I couldn’t knit the leaflet map to pdf, so I don’t evaluation this code chunck.

# plot the random sample of 10 restaurant violations in New York City
leaflet() %>% 
  addTiles() %>%
  addMarkers(data = data_s1) 

I couldn’t knit the leaflet map to pdf, so I don’t evaluation this code chunck.

# plot the random sample of 50 restaurant violations in New York City
leaflet() %>% 
  addTiles() %>%
  addMarkers(data = data_s2)

Problem 4 (Medium):

a. Use the spatial data in the macleish package and ggspatial to make an informative static map of the MacLeish Field Station property.

library(macleish)
## Loading required package: etl
boundary <- macleish_layers %>%
  pluck("boundary")

buildings <- macleish_layers %>%
  pluck("buildings")

landmarks <- macleish_layers %>%
  pluck("landmarks")

trails <- macleish_layers %>%
  pluck("trails")

camp_sites <- macleish_layers %>%
  pluck("camp_sites")

research <-  macleish_layers %>%
  pluck("research")

challenge_courses <- macleish_layers %>%
  pluck("challenge_courses")

forests <-  macleish_layers %>%
  pluck("forests")

streams <- macleish_layers %>%
  pluck("streams")

wetlands <- macleish_layers %>%
  pluck("wetlands")

boundary_plot <- ggplot(boundary) + 
  geom_sf() + 
  scale_x_continuous(breaks = c(-72.677, -72.683))

boundary_plot +
  geom_sf(data = forests, fill = "green", alpha = 0.1) +
  geom_sf(data = streams, color = "light blue", size = 0.5) +
  geom_sf(data = buildings, color = "dark grey", size = 1) +
  geom_sf(data = landmarks, color = "grey", size = 1) +
  geom_sf(data = trails, color = "dark green", size = 1) +
  geom_sf(data = camp_sites, size = 4) + geom_sf_label(
    data = camp_sites, aes(label = name), 
    nudge_y = 0.001
  ) +
  geom_sf(data = research, color = "pink", size = 0.5) +
  geom_sf(data = challenge_courses, color = "black", size = 0.5) 
## Warning in st_point_on_surface.sfc(sf::st_zm(x)): st_point_on_surface may not
## give correct results for longitude/latitude data

b. Use the spatial data in the macleish package and leaflet to make an informative interactive map of the MacLeish Field Station property.
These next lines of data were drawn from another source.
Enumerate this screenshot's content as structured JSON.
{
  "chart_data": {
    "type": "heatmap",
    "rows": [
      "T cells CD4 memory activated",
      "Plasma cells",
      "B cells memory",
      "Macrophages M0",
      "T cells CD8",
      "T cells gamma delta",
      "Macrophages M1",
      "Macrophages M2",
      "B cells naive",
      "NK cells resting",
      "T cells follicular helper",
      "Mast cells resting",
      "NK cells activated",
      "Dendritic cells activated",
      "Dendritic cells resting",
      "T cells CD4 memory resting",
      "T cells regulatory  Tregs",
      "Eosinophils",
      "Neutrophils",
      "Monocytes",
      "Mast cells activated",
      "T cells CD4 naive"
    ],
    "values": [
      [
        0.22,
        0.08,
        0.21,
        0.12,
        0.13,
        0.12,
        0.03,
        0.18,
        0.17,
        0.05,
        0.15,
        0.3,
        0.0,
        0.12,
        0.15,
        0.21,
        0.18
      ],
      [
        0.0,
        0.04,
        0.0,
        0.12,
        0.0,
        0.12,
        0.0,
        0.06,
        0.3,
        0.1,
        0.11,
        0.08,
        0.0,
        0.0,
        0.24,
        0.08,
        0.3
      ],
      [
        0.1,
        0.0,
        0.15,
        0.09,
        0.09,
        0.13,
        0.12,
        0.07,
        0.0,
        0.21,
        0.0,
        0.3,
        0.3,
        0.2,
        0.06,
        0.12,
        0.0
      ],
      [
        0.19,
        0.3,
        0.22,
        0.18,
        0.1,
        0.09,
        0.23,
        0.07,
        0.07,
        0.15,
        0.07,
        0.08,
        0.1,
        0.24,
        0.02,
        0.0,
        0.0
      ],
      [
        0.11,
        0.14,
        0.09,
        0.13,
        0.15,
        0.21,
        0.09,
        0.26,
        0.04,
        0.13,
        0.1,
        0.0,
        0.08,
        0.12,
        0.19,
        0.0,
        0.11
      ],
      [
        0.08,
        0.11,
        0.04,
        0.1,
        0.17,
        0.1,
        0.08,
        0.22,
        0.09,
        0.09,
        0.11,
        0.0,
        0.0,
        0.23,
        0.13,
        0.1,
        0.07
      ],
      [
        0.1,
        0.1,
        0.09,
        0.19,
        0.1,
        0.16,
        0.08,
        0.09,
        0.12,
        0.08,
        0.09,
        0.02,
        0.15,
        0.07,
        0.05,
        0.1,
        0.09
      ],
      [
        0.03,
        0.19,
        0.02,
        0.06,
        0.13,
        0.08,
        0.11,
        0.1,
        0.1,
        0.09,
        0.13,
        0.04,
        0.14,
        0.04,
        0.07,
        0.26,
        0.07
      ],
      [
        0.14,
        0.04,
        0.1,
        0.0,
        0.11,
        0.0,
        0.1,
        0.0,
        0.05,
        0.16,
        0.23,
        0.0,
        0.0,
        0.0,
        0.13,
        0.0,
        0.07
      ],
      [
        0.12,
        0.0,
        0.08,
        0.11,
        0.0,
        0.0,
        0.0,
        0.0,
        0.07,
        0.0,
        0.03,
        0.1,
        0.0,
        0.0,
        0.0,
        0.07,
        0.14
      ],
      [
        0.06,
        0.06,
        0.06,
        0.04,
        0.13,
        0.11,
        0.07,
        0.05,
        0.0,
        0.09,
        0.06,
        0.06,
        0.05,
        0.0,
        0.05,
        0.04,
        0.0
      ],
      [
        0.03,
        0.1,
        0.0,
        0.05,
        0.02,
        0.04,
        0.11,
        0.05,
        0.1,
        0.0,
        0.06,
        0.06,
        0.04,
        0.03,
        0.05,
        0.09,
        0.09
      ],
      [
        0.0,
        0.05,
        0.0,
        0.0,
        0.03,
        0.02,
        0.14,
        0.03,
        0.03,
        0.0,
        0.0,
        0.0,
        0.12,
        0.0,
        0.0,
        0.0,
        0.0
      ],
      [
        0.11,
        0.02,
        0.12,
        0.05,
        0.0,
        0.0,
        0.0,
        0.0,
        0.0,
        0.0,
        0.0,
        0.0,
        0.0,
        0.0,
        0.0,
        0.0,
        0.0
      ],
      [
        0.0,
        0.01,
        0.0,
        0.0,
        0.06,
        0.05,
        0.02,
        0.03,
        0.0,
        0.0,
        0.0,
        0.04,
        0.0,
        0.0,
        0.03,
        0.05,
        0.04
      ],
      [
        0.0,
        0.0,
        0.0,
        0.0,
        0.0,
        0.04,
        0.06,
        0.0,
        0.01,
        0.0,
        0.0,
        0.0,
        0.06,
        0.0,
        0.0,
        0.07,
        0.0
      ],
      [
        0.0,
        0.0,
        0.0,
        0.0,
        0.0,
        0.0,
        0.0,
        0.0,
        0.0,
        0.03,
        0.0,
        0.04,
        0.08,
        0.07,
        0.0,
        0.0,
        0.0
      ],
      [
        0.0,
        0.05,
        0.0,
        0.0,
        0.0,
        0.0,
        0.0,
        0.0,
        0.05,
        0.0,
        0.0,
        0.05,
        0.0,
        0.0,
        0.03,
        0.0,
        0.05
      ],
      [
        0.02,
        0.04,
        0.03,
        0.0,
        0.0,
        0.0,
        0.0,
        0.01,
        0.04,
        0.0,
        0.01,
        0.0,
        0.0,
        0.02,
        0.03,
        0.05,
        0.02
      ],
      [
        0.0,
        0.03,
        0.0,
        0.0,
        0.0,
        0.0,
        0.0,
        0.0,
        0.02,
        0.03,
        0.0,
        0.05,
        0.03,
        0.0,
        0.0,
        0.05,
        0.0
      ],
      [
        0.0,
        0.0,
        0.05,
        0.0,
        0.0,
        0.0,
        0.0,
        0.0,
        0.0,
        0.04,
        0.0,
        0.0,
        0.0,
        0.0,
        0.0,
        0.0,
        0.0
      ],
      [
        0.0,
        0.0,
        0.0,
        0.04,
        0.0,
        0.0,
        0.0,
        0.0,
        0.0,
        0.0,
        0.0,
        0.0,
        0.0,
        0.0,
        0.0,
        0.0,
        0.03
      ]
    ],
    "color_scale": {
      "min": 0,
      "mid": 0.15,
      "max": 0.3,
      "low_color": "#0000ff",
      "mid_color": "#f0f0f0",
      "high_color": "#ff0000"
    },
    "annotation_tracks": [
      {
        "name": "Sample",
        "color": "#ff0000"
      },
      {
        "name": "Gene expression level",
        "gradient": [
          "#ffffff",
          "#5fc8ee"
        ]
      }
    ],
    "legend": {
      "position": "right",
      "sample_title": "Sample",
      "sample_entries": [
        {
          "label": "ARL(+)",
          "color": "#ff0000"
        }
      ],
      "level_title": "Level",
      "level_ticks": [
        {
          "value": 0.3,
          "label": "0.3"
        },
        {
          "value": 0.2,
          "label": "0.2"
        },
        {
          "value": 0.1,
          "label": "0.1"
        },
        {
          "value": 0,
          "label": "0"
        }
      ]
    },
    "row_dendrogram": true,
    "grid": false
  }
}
I couldn’t knit the leaflet map to pdf, so I don’t evaluation this code chunck.

forest_pal <- colorFactor("Greens", forests$type)

map <- leaflet() %>%
  # Base groups
  addTiles(group = "OpenStreetMap") %>%
  addProviderTiles("Esri.WorldTopoMap", group = "Topography") %>%
  addProviderTiles("Esri.WorldImagery", group = "Satellite") %>%
  addProviderTiles("Stamen.TonerLite", group = "Toner Lite") %>%
  # Boundaries
  addPolygons(data = boundary, weight = 1, fillOpacity = 0.01, group = "Boundaries") %>%
  # Man-Made structures
  addPolygons(
    data = buildings,
    weight = 1, popup = ~name, group = "Structures"
  ) %>%
  addMarkers(
    data = landmarks,
    popup = ~Label, group = "Structures"
  ) %>%
  addPolylines(
    data = trails,
    weight = 1, color = "brown",
    popup = ~name, group = "Structures"
  ) %>%
  # Natural elements
  addPolygons(
    data = forests,
    color = ~ forest_pal(type), weight = 0.1,
    fillOpacity = 0.2,
    popup = ~type, group = "Natural"
  ) %>%
  addPolygons(
    data = wetlands,
    weight = 1, group = "Natural"
  ) %>%
  addPolylines(
    data = streams,
    weight = 2, group = "Natural"
  ) %>%
  # Layers control
  addLayersControl(
    baseGroups = c("OpenStreetMap", "Topography", "Satellite", "Toner Lite"),
    overlayGroups = c("Boundaries", "Structures", "Natural"),
    options = layersControlOptions(collapsed = FALSE)
  ) 
map